Ses yeux noirs fermés frémissent au rythme des frissons parcourant sa jeune peau. Un rictus souligne la délicieuse moue de ses lèvres mutines ensommeillées. Un bras passé sous l’oreiller, l’autre posé en travers du matelas, les doigts légèrement repliés. Le drap fut au départ pudiquement remonté jusqu’à la taille, mais le sommeil agité d'Emilie l’a refoulé depuis longtemps sur le parquet du bungalow.
Je suis nu, assis sur le rebord de la fenêtre, observant la parfaite harmonie de ses formes mises en valeur par l'atmosphère de ce crépuscule tropical. Je repense en souriant à ses "je t’aime" murmurés. La lumière du couchant inonde la pièce d’une lueur mordorée, faisant étinceler les gouttes de sueur roulant sur son dos en autant de perles d'ambre, créant une géographie contrastée de dunes et de vallons sur ce corps n’ayant que trop peu vu le soleil. Le chant des vagues me fait momentanément oublier l’univers qui m’entoure et me plonge dans un instant de pure perfection où tout est harmonie et équilibre.
Je suis à ma place.
Le vent d'ouest s’immisce silencieusement par l’entrebâillement des volets, balayant sa brune chevelure.
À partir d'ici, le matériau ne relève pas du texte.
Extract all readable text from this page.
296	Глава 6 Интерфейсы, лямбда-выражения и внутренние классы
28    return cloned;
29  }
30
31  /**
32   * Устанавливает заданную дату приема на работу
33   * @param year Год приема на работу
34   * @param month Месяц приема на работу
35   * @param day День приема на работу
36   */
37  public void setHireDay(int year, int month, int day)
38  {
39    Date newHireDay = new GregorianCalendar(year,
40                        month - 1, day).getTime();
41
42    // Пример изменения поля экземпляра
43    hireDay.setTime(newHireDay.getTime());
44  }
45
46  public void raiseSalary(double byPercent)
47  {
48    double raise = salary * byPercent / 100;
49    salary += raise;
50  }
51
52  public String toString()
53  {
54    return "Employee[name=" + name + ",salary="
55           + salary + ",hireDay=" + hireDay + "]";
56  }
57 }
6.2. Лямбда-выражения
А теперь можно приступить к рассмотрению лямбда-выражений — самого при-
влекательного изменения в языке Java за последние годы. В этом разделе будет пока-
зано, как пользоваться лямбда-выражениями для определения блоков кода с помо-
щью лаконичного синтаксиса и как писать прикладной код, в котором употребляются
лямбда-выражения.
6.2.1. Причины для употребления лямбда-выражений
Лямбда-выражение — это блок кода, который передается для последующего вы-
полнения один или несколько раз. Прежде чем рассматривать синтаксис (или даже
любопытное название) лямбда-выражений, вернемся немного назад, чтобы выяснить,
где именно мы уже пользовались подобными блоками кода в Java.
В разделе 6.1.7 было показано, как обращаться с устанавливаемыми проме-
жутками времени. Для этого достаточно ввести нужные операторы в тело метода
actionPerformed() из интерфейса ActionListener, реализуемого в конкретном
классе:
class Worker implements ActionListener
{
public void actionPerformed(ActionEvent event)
Une mèche glisse lentement le long de sa joue et recouvre son visage. Un camion passe dans la rue, son klaxon me fait sursauter. Je couvre Emilie d'un dernier regard attendri et m’extirpe avec regret de cet instant magique.
Savoir capturer la perfection qui se cache dans moment volé à l'éternité, ne serait-ce pas là le secret des peintres ?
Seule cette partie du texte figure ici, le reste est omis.